I just composed a 700 word op-ed. Will try to sell. It is a Jacobin bloodbath. Jonathan Swift never clipped a jugular like this.
What is the tally of this week, which now comes to its close? The composition of two op-eds. The publication of a Daily Beast piece on DNA. The composition and subsequent publication of a live jazz review. The composition of an essay on the greatest jazz Christmas performance. The composition of nine blog entries (one is sitting in drafts).
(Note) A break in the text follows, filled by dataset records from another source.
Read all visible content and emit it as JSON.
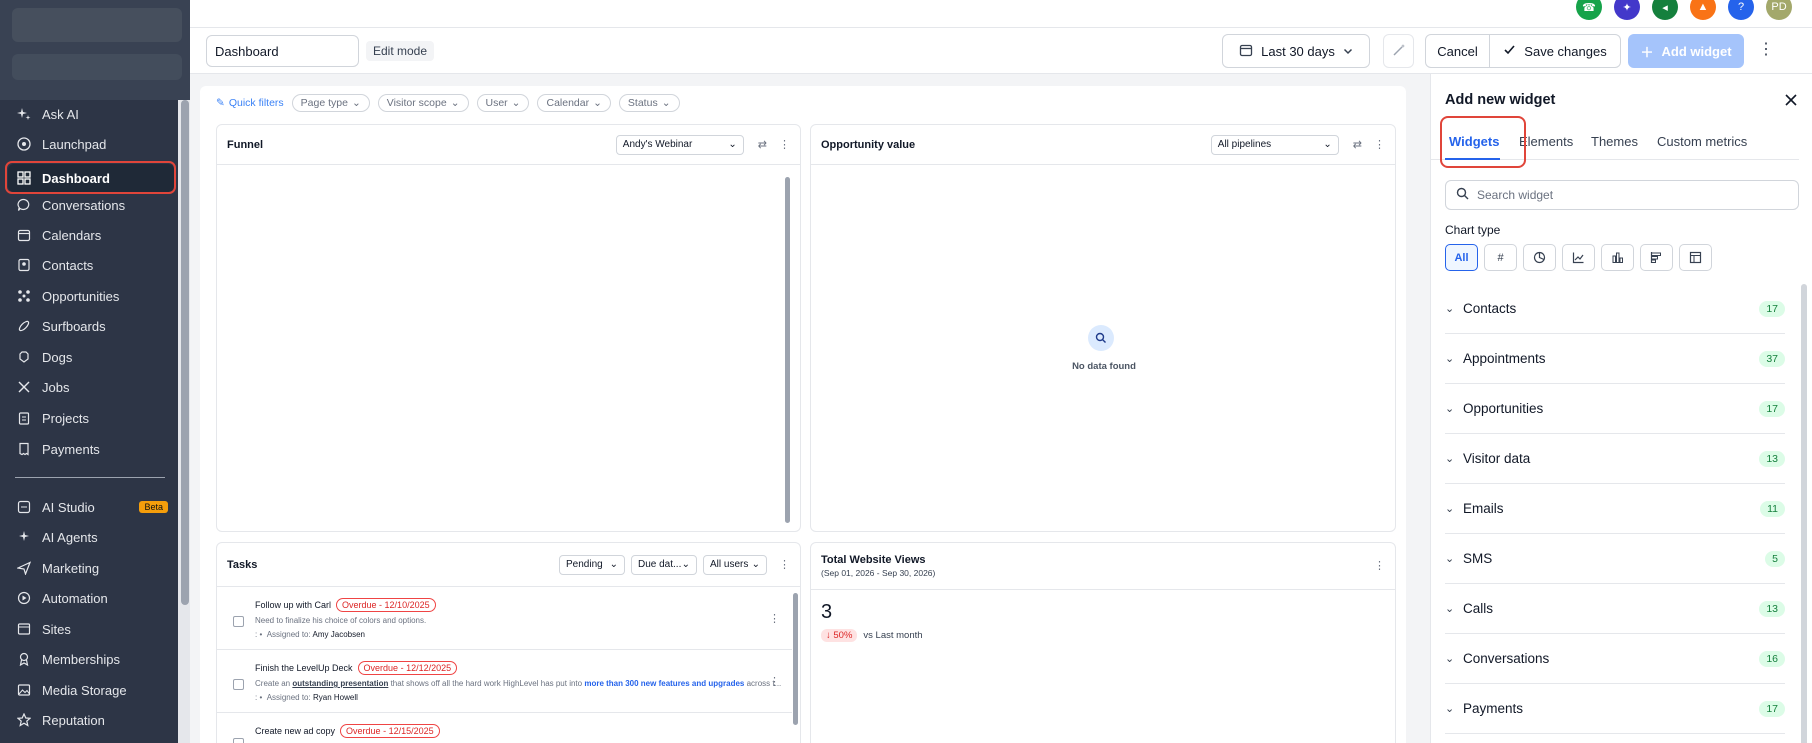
{
  "sidebar": {
    "items": [
      {
        "label": "Ask AI",
        "icon": "sparkles-icon"
      },
      {
        "label": "Launchpad",
        "icon": "rocket-icon"
      },
      {
        "label": "Dashboard",
        "icon": "grid-icon"
      },
      {
        "label": "Conversations",
        "icon": "chat-icon"
      },
      {
        "label": "Calendars",
        "icon": "calendar-icon"
      },
      {
        "label": "Contacts",
        "icon": "contacts-icon"
      },
      {
        "label": "Opportunities",
        "icon": "network-icon"
      },
      {
        "label": "Surfboards",
        "icon": "surfboard-icon"
      },
      {
        "label": "Dogs",
        "icon": "dog-icon"
      },
      {
        "label": "Jobs",
        "icon": "tools-icon"
      },
      {
        "label": "Projects",
        "icon": "clipboard-icon"
      },
      {
        "label": "Payments",
        "icon": "receipt-icon"
      }
    ],
    "items2": [
      {
        "label": "AI Studio",
        "icon": "ai-studio-icon",
        "badge": "Beta"
      },
      {
        "label": "AI Agents",
        "icon": "ai-agents-icon"
      },
      {
        "label": "Marketing",
        "icon": "send-icon"
      },
      {
        "label": "Automation",
        "icon": "automation-icon"
      },
      {
        "label": "Sites",
        "icon": "sites-icon"
      },
      {
        "label": "Memberships",
        "icon": "membership-icon"
      },
      {
        "label": "Media Storage",
        "icon": "image-icon"
      },
      {
        "label": "Reputation",
        "icon": "star-icon"
      }
    ]
  },
  "topbar": {
    "avatar": "PD",
    "icon_colors": [
      "#16a34a",
      "#4338ca",
      "#15803d",
      "#f97316",
      "#2563eb",
      "#9ca36b"
    ]
  },
  "toolbar": {
    "dashboard_name": "Dashboard",
    "edit_mode": "Edit mode",
    "date_range": "Last 30 days",
    "cancel": "Cancel",
    "save": "Save changes",
    "add_widget": "Add widget"
  },
  "quick_filters": {
    "label": "Quick filters",
    "chips": [
      "Page type",
      "Visitor scope",
      "User",
      "Calendar",
      "Status"
    ]
  },
  "funnel": {
    "title": "Funnel",
    "select": "Andy's Webinar"
  },
  "opportunity": {
    "title": "Opportunity value",
    "select": "All pipelines",
    "empty": "No data found"
  },
  "tasks": {
    "title": "Tasks",
    "filters": [
      "Pending",
      "Due dat...",
      "All users"
    ],
    "rows": [
      {
        "title": "Follow up with Carl",
        "overdue": "Overdue - 12/10/2025",
        "desc": "Need to finalize his choice of colors and options.",
        "assigned_label": "Assigned to:",
        "assignee": "Amy Jacobsen"
      },
      {
        "title": "Finish the LevelUp Deck",
        "overdue": "Overdue - 12/12/2025",
        "desc_pre": "Create an ",
        "desc_link1": "outstanding presentation",
        "desc_mid": " that shows off all the hard work HighLevel has put into ",
        "desc_link2": "more than 300 new features and upgrades",
        "desc_post": " across t...",
        "assigned_label": "Assigned to:",
        "assignee": "Ryan Howell"
      },
      {
        "title": "Create new ad copy",
        "overdue": "Overdue - 12/15/2025"
      }
    ]
  },
  "website_views": {
    "title": "Total Website Views",
    "range": "(Sep 01, 2026 - Sep 30, 2026)",
    "value": "3",
    "change": "50%",
    "compare": "vs Last month"
  },
  "panel": {
    "title": "Add new widget",
    "tabs": [
      "Widgets",
      "Elements",
      "Themes",
      "Custom metrics"
    ],
    "search_placeholder": "Search widget",
    "chart_type_label": "Chart type",
    "chart_types": [
      "All",
      "#"
    ],
    "categories": [
      {
        "name": "Contacts",
        "count": "17"
      },
      {
        "name": "Appointments",
        "count": "37"
      },
      {
        "name": "Opportunities",
        "count": "17"
      },
      {
        "name": "Visitor data",
        "count": "13"
      },
      {
        "name": "Emails",
        "count": "11"
      },
      {
        "name": "SMS",
        "count": "5"
      },
      {
        "name": "Calls",
        "count": "13"
      },
      {
        "name": "Conversations",
        "count": "16"
      },
      {
        "name": "Payments",
        "count": "17"
      }
    ]
  }
}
The completion of a short story, "Pillow Drift." We will leave out all of the dozens of pitches and the hundreds of letters. At least three miles were walked every day, and at least one obelisk was climbed every day, and ten films were screened. I was not working hard, though I need to. I sometimes don't work hard because it all but kills me right now just having work pile up and sit here with me. In some ways, I have barely started what I can do.
But to lighten the mood, I will turn my attention to sharing some delightful radio programs, the nature of which you might not be acquainted. In the 1940s, it was common for the stars of a film--or most of them--to regather a year or two--or five--after the film fact, and enact a radio production of the movie. This would take place in about an hour. So, we can hear, for instance, Jimmy Stewart say his lines differently in a different, shorter, production of It's a Wonderful Life. Isn't that neat?
This is the radio version of It's a Wonderful Life (actually, there are two). It is from late winter of 1947 (the film having come out, of course, in 1946).
And here we have Robert Mitchum and in Holiday Affair, the film of which I watch a half dozen or so times each year. The film came out in 1949, and this is from December 1950.
This is Miracle on 34th Street, which came out in May 1947--nuts!--and was cast into a radio version in December of that year.
This is the radio version of Rembeber the Night, a Christmas film you might not know--it's very quiet and good--starring Barbara Stanwyck (always love her) and Fred MacMurray. Actually, Beulah Bondi is in it as well. In Make Way for Tomorrow, which I recently wrote about in these pages, she gives one of the great performances in all of American cinematic acting. The film--and this a Christmas film straight up, mind you--came out January 19, 1940. This radio version followed in March.
And we close with a radio adaptation of a film that isn't technically a Christmas film, but it works really well at Christmas. And it was written by Noel Langley, who would go on to write Scrooge. I am talking about The Wizard of Oz. It's from 1939, and this radio version is from Christmas 1950. Think about that! Judy Garland as Dorothy eleven years later! Aren't you glad this exists? What a remarkable document.